Sizin için YABANCI ne demektir ?

Lemalar_

Active member
Selamun aleykum muhterem kardesim;

Bu donem arastirma konularimizdan biri olan, "Yabanci" kavrami hakkinda sizinde dusuncelerinizi almak istiyorum.

Sizler için yabanci denince ilk akliniza gelen nedir ? Yabanci kimdir ?

Turk toplumu için yabanci milletler, devletler, kavimler, kulturler hangilerdir?

Hangi toplulugun içerisinde olsaniz kendinizi yabanci hissedersiniz ?

ve son olarak, :)

Sizce bizim toplumumuza yabanci olarak bakan milletler hangileridir , ve neden bu bakisa sahiptirlerdir?

Cevaplariniz için simdiden tesekkurler...

Selam ve dua ile..
 

Elif_Gibi

Well-known member
ve aleykumusselam :)

bana göre türkiyeli olmayan kişiler yabancıdır. ailemden olmayanlar yabancıdır. tanımadığım insanlar yabancıdır...tabi bunlar bana göre yabancıdır yok onlar illaki bende sizdenim derse duruma göre değerlendirilir :):)

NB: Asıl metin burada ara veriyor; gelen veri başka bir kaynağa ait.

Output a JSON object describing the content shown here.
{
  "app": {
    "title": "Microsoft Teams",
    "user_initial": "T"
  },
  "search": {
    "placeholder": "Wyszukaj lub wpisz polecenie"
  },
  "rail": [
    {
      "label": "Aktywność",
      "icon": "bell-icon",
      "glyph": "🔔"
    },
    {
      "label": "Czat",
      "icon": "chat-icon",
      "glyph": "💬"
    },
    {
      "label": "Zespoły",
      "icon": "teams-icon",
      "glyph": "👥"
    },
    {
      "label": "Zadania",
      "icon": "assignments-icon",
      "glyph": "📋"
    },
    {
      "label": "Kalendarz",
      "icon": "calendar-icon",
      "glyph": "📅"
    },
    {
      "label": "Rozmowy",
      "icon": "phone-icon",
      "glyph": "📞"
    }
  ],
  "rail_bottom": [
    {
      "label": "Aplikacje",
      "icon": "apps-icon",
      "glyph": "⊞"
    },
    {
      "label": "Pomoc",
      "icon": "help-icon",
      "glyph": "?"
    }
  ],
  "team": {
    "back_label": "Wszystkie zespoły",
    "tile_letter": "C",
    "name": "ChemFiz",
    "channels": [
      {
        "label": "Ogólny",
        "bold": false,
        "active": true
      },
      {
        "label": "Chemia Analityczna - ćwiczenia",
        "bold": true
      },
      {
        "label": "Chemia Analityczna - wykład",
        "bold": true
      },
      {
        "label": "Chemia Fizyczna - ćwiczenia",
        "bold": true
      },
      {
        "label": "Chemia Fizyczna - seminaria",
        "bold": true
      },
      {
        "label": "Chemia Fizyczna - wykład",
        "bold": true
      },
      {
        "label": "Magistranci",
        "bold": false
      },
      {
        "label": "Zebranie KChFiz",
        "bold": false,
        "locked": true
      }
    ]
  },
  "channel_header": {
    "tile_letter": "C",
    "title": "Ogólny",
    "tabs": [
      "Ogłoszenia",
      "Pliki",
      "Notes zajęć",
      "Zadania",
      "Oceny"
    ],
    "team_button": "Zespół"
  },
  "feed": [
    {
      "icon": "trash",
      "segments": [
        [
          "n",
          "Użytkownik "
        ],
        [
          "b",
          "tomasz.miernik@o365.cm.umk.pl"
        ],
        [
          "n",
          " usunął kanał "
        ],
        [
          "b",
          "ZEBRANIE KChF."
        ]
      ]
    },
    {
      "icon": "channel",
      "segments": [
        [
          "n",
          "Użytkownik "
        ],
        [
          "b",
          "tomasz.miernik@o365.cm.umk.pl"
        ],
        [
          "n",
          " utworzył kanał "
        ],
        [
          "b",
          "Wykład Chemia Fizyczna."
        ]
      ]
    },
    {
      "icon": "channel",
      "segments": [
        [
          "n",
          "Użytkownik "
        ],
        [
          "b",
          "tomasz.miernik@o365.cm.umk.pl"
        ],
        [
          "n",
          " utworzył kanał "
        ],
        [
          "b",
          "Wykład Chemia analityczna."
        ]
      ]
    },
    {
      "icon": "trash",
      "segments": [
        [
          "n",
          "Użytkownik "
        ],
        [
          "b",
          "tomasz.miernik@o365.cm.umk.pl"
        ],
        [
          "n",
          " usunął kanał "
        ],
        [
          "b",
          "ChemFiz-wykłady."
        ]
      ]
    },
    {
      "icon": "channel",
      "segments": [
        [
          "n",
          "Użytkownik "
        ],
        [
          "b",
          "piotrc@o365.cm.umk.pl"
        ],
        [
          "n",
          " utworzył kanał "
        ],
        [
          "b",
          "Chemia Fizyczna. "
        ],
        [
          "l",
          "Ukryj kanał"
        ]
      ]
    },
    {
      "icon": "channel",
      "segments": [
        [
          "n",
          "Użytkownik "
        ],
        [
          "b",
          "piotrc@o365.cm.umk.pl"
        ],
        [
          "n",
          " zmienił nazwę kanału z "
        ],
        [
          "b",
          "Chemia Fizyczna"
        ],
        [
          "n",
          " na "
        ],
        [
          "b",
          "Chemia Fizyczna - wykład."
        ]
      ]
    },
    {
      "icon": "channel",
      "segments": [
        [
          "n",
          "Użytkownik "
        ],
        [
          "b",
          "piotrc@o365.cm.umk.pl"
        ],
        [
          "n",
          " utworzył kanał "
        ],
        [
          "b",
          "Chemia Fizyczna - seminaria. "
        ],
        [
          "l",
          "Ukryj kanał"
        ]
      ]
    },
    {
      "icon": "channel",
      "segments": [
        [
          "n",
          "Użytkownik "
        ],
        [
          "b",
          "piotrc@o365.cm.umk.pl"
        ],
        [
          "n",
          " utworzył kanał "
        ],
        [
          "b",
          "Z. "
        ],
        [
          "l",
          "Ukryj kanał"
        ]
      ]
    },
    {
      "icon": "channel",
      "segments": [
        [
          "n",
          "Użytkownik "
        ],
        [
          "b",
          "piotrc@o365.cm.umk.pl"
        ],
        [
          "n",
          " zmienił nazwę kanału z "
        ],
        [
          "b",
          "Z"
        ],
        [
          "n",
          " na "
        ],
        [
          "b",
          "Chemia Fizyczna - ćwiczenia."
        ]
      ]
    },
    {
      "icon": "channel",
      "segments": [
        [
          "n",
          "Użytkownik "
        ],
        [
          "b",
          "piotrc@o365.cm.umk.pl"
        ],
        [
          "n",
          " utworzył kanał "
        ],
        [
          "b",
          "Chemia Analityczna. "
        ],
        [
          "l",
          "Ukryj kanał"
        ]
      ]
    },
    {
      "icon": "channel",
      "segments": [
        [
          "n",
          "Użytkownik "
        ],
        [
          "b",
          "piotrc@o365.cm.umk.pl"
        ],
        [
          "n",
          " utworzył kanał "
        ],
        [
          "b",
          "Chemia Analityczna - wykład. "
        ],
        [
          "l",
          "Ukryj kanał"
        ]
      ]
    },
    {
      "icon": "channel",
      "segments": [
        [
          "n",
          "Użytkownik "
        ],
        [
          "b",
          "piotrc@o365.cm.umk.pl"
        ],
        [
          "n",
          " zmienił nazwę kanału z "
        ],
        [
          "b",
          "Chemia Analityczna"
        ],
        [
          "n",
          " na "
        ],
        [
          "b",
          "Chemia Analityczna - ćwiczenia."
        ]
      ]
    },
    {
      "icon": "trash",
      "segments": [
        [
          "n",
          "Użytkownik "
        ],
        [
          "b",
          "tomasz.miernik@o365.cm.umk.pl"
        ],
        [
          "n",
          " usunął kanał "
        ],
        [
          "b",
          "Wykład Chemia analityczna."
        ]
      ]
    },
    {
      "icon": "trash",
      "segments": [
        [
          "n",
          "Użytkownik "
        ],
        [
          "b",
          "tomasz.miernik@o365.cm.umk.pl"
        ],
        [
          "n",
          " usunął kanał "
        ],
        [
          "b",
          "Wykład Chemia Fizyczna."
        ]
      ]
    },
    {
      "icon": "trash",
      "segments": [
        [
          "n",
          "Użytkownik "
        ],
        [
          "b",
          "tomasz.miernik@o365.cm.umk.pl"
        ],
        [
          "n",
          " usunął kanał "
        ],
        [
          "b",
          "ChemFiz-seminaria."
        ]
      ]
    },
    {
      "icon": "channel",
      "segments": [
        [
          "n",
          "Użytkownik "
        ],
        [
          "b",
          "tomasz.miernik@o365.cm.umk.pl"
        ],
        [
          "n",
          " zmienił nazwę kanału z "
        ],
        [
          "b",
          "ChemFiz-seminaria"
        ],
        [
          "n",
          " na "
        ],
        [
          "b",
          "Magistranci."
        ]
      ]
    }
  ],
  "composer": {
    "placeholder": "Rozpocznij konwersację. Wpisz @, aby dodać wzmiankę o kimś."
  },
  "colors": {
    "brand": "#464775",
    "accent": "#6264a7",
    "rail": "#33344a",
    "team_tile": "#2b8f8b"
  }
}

yukarıda saydığım kavramların dışında kalırsam kendimi yabancı sayarım

bu soruya henüz bi cevap bulamadım en kısa zamanda cevaplamak üzere hoşçakalın :)
 

akna

Well-known member
Yabancı kimdir sorusunu ilk okuduğumda "tanımadığım herkes" dedim kendime
ama düşününce öyle olmadığını anladım
evet başka insanlar, başka milletler, başka topraklar yabancı gelir herkese
ama insan kendi toprağında tanıdığı insanların yanında bile yabancı hissedebiliyorken
farklı bir ülkede farklı dili konuşan insanların yanında huzur bulduğu bir ortamdaysa şayet yabancılamayabilir
bu ortam bizim için bir camiyse, bir başkası için farklı bir yer de olabilir tabii
mesela havalimanında konuştukları dili anladığım ve aynı milletten olduğum birçok insan bana yabancı gelirken
dillerinden hiçbirşey anlamadığım, farklı milletten olan birinin, kullandığı bir "Elhamdülillah" kelimesi ile, onu kendime din kardeşi ittihaz edip sevebiliyorum, bence o artık yabancı değildir
yani anlatmak istediğim şey; eğer istikamet aynıysa, değer yargıları ortaksa, yabancı değildir kimse
 

teblið

Vefasýz
Benim için yabancı ;

kişinin ne rengi ne dili nede Kavminin ayrı olması değil dir;

benim için yabancı İnanç krıterlerimden olmayan ,inandığım kudsi değerlere saygı duymayan hafife alan kişidir..İsterse primer yakınım olsada ..bana YABANCIDIR ...
 

Lemalar_

Active member
Gördügüm kadariyla bir çogumuz inanç kavramini temel kriter olarak belirleyip, kendine gore yabanci olani belirlemis.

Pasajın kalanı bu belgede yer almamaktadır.